H-32 Me-29 T-10years M-4yr (10/04) Me- WAW 1/07 I filed for D 2/07 D put on hold 5/07 H re-files for D 9/08 WOW! trying MC 10/08
"Work like you don't need the money, dance like nobody is watching, love like you've never been hurt!"
Well.. he can't really say.. leave me alone. That would push us into the Divorce Zone. Splitting everything up.. and talking to the lawyers.
The salesman in me says follow the rule of 3. You need 3 "objections" before you respond. Once you hear "leave me alone" 3 times.. you listen.
Really to me.. we are tying to generate a response from him. Its a temperature check. He is gonna fight.. cause he is not buying what you are selling. I gotta expect his life will change with the D too.
You gave him the options... You overcame his objections. He has to decide what is best. Hopefully we meet in the middle. Realistically.. we are going to bulldoze the pool.
Look.. you are driving. I am the little voice in your ear. If something says stop.. let me know. Understand I am going to follow the rule of 3.
The Advanced DAM/DB poster would say....
I think you are doing great Christa.. keep up the good work.

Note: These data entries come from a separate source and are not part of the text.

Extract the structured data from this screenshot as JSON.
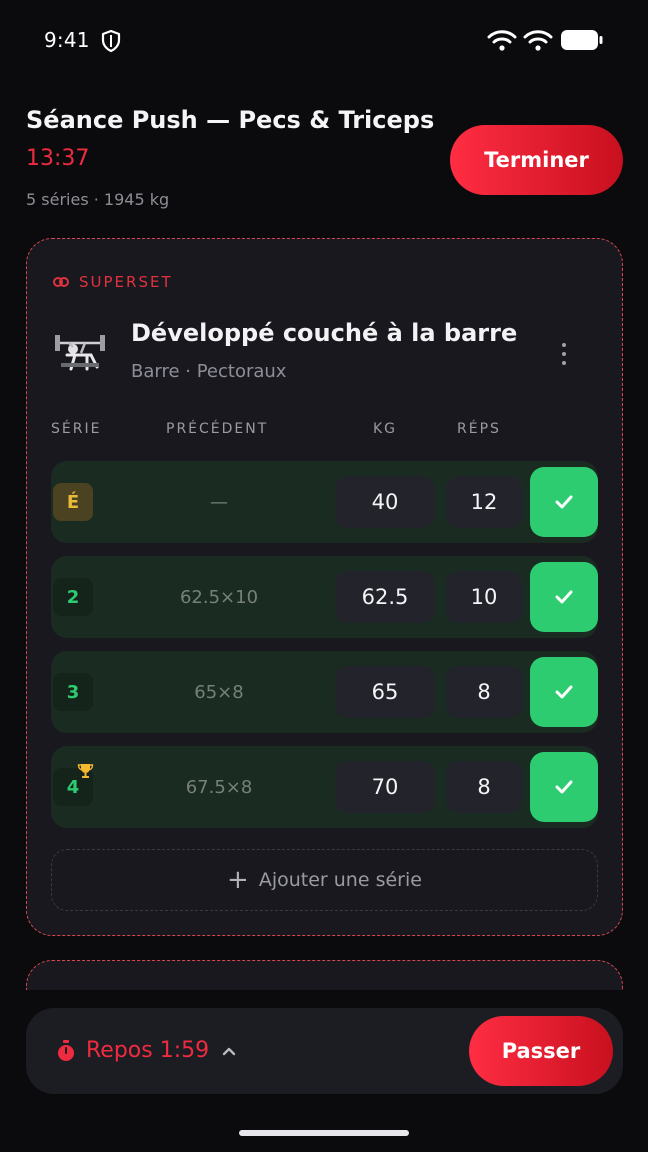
{
  "status_bar": {
    "time": "9:41",
    "icons": [
      "shield-icon",
      "wifi-icon",
      "wifi-icon",
      "battery-icon"
    ]
  },
  "header": {
    "title": "Séance Push — Pecs & Triceps",
    "timer": "13:37",
    "summary": "5 séries · 1945 kg",
    "finish_label": "Terminer"
  },
  "exercise": {
    "group_label": "SUPERSET",
    "name": "Développé couché à la barre",
    "meta": "Barre · Pectoraux",
    "columns": {
      "set": "SÉRIE",
      "previous": "PRÉCÉDENT",
      "kg": "KG",
      "reps": "RÉPS"
    },
    "sets": [
      {
        "label": "É",
        "previous": "—",
        "kg": "40",
        "reps": "12",
        "type": "warmup",
        "pr": false,
        "done": true
      },
      {
        "label": "2",
        "previous": "62.5×10",
        "kg": "62.5",
        "reps": "10",
        "type": "normal",
        "pr": false,
        "done": true
      },
      {
        "label": "3",
        "previous": "65×8",
        "kg": "65",
        "reps": "8",
        "type": "normal",
        "pr": false,
        "done": true
      },
      {
        "label": "4",
        "previous": "67.5×8",
        "kg": "70",
        "reps": "8",
        "type": "normal",
        "pr": true,
        "done": true
      }
    ],
    "add_set_label": "Ajouter une série"
  },
  "rest": {
    "label": "Repos 1:59",
    "skip_label": "Passer"
  },
  "colors": {
    "accent": "#ef2b3f",
    "success": "#2ecc71",
    "warmup": "#e8b93a",
    "background": "#0b0b0d",
    "card": "#18181e"
  }
}
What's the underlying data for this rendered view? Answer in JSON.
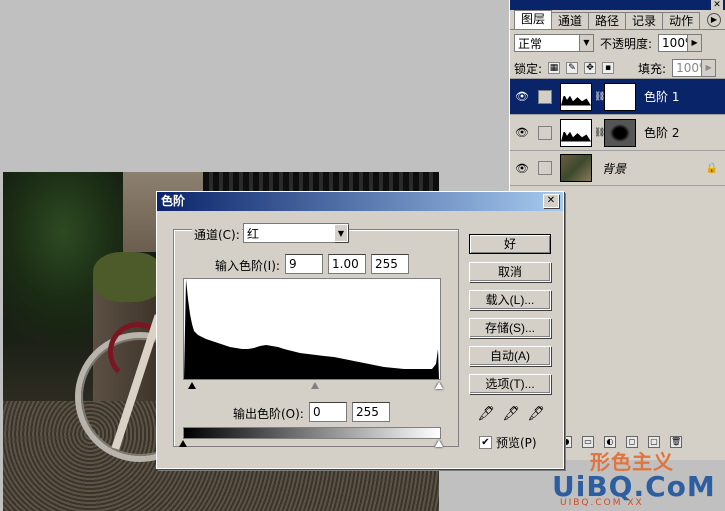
{
  "layers_panel": {
    "tabs": [
      "图层",
      "通道",
      "路径",
      "记录",
      "动作"
    ],
    "blend_mode": "正常",
    "opacity_label": "不透明度:",
    "opacity_value": "100%",
    "lock_label": "锁定:",
    "fill_label": "填充:",
    "fill_value": "100%",
    "layers": [
      {
        "name": "色阶 1"
      },
      {
        "name": "色阶 2"
      },
      {
        "name": "背景"
      }
    ]
  },
  "dialog": {
    "title": "色阶",
    "channel_label": "通道(C):",
    "channel_value": "红",
    "input_label": "输入色阶(I):",
    "input_black": "9",
    "input_gamma": "1.00",
    "input_white": "255",
    "output_label": "输出色阶(O):",
    "output_black": "0",
    "output_white": "255",
    "buttons": {
      "ok": "好",
      "cancel": "取消",
      "load": "载入(L)...",
      "save": "存储(S)...",
      "auto": "自动(A)",
      "options": "选项(T)..."
    },
    "preview_label": "预览(P)",
    "preview_checked": true
  },
  "watermark": {
    "line1": "形色主义",
    "line2": "UiBQ.CoM",
    "line3": "UIBQ.COM XX"
  },
  "colors": {
    "title_bar": "#0a246a",
    "selected_layer": "#0a246a",
    "dialog_bg": "#d4d0c8"
  }
}
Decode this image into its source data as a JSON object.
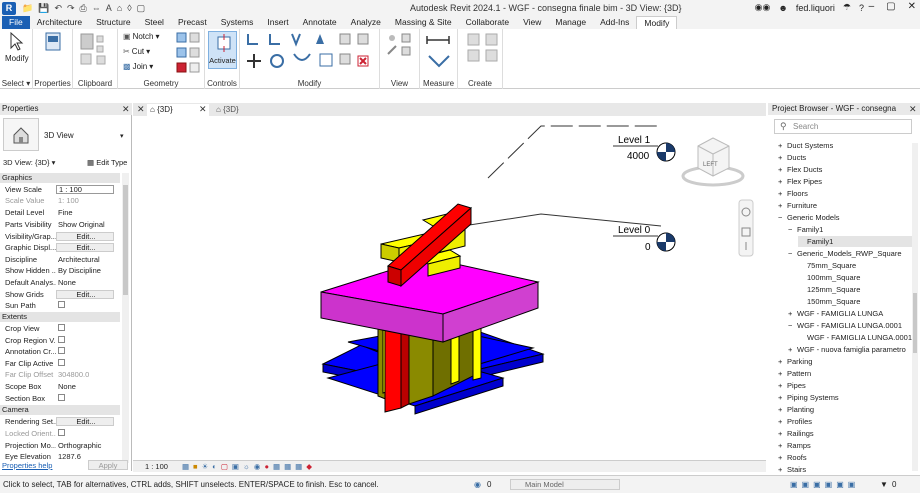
{
  "app": {
    "logo": "R",
    "title": "Autodesk Revit 2024.1 - WGF - consegna finale bim - 3D View: {3D}",
    "user": "fed.liquori"
  },
  "tabs": [
    "File",
    "Architecture",
    "Structure",
    "Steel",
    "Precast",
    "Systems",
    "Insert",
    "Annotate",
    "Analyze",
    "Massing & Site",
    "Collaborate",
    "View",
    "Manage",
    "Add-Ins",
    "Modify"
  ],
  "ribbon": {
    "select_label": "Modify",
    "select_panel": "Select",
    "properties_label": "Properties",
    "clipboard": "Clipboard",
    "notch": "Notch",
    "cut": "Cut",
    "join": "Join",
    "geometry": "Geometry",
    "activate": "Activate",
    "controls": "Controls",
    "modify": "Modify",
    "view": "View",
    "measure": "Measure",
    "create": "Create"
  },
  "properties": {
    "header": "Properties",
    "type_name": "3D View",
    "view_selector": "3D View: {3D}",
    "edit_type": "Edit Type",
    "help": "Properties help",
    "apply": "Apply",
    "groups": {
      "graphics": "Graphics",
      "extents": "Extents",
      "camera": "Camera"
    },
    "rows": {
      "view_scale": {
        "k": "View Scale",
        "v": "1 : 100"
      },
      "scale_value": {
        "k": "Scale Value",
        "v": "1:  100"
      },
      "detail_level": {
        "k": "Detail Level",
        "v": "Fine"
      },
      "parts_visibility": {
        "k": "Parts Visibility",
        "v": "Show Original"
      },
      "visibility": {
        "k": "Visibility/Grap...",
        "v": "Edit..."
      },
      "graphic_display": {
        "k": "Graphic Displ...",
        "v": "Edit..."
      },
      "discipline": {
        "k": "Discipline",
        "v": "Architectural"
      },
      "show_hidden": {
        "k": "Show Hidden ...",
        "v": "By Discipline"
      },
      "default_analysis": {
        "k": "Default Analys...",
        "v": "None"
      },
      "show_grids": {
        "k": "Show Grids",
        "v": "Edit..."
      },
      "sun_path": {
        "k": "Sun Path",
        "v": ""
      },
      "crop_view": {
        "k": "Crop View",
        "v": ""
      },
      "crop_region": {
        "k": "Crop Region V...",
        "v": ""
      },
      "annotation_crop": {
        "k": "Annotation Cr...",
        "v": ""
      },
      "far_clip_active": {
        "k": "Far Clip Active",
        "v": ""
      },
      "far_clip_offset": {
        "k": "Far Clip Offset",
        "v": "304800.0"
      },
      "scope_box": {
        "k": "Scope Box",
        "v": "None"
      },
      "section_box": {
        "k": "Section Box",
        "v": ""
      },
      "rendering": {
        "k": "Rendering Set...",
        "v": "Edit..."
      },
      "locked_orient": {
        "k": "Locked Orient...",
        "v": ""
      },
      "projection": {
        "k": "Projection Mo...",
        "v": "Orthographic"
      },
      "eye_elevation": {
        "k": "Eye Elevation",
        "v": "1287.6"
      }
    }
  },
  "view_tabs": [
    "{3D}",
    "{3D}"
  ],
  "viewport": {
    "scale": "1 : 100",
    "levels": [
      {
        "name": "Level 1",
        "elevation": "4000"
      },
      {
        "name": "Level 0",
        "elevation": "0"
      }
    ],
    "viewcube_label": "LEFT"
  },
  "browser": {
    "header": "Project Browser - WGF - consegna finale...",
    "search": "Search",
    "items": [
      {
        "label": "Duct Systems",
        "exp": "+"
      },
      {
        "label": "Ducts",
        "exp": "+"
      },
      {
        "label": "Flex Ducts",
        "exp": "+"
      },
      {
        "label": "Flex Pipes",
        "exp": "+"
      },
      {
        "label": "Floors",
        "exp": "+"
      },
      {
        "label": "Furniture",
        "exp": "+"
      },
      {
        "label": "Generic Models",
        "exp": "−"
      },
      {
        "label": "Family1",
        "exp": "−"
      },
      {
        "label": "Family1",
        "exp": ""
      },
      {
        "label": "Generic_Models_RWP_Square",
        "exp": "−"
      },
      {
        "label": "75mm_Square",
        "exp": ""
      },
      {
        "label": "100mm_Square",
        "exp": ""
      },
      {
        "label": "125mm_Square",
        "exp": ""
      },
      {
        "label": "150mm_Square",
        "exp": ""
      },
      {
        "label": "WGF - FAMIGLIA LUNGA",
        "exp": "+"
      },
      {
        "label": "WGF - FAMIGLIA LUNGA.0001",
        "exp": "−"
      },
      {
        "label": "WGF - FAMIGLIA LUNGA.0001",
        "exp": ""
      },
      {
        "label": "WGF - nuova famiglia parametro",
        "exp": "+"
      },
      {
        "label": "Parking",
        "exp": "+"
      },
      {
        "label": "Pattern",
        "exp": "+"
      },
      {
        "label": "Pipes",
        "exp": "+"
      },
      {
        "label": "Piping Systems",
        "exp": "+"
      },
      {
        "label": "Planting",
        "exp": "+"
      },
      {
        "label": "Profiles",
        "exp": "+"
      },
      {
        "label": "Railings",
        "exp": "+"
      },
      {
        "label": "Ramps",
        "exp": "+"
      },
      {
        "label": "Roofs",
        "exp": "+"
      },
      {
        "label": "Stairs",
        "exp": "+"
      }
    ]
  },
  "status": {
    "message": "Click to select, TAB for alternatives, CTRL adds, SHIFT unselects. ENTER/SPACE to finish. Esc to cancel.",
    "model": "Main Model",
    "count": "0"
  },
  "colors": {
    "magenta": "#ff00ff",
    "red": "#ff0000",
    "yellow": "#ffff00",
    "blue": "#0000ff",
    "olive": "#8a8a00",
    "accent": "#1a5fb4"
  }
}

_____________________________________
You have got to grab hold of this stuff in your mind. Once you get it.. it will be easy to hold onto. I can feed ideas.. for a long time.
Example..
I say show up with the pool guy/girl when you know he is going to be there. Whatever that person says is the best way.. do it.
Show up with a bulldozer in tow.. and knock all that stuff down.
Disregard all the pool talk.. and keep sending texts.
Call him up and say we need to sit down and talk about the pool. You tell me where and when.. I am there.
Call the lawyer and tell him/her get this going. It's time to move on.
Have a appraiser come out and appraise the house with the pool. Don't be there for that. Make sure the appraiser gets a good tip.
You lead.. I will help you do it.
Relax Eat Think Act normal React.. Smartly. Do something different. Emulate. Do Work.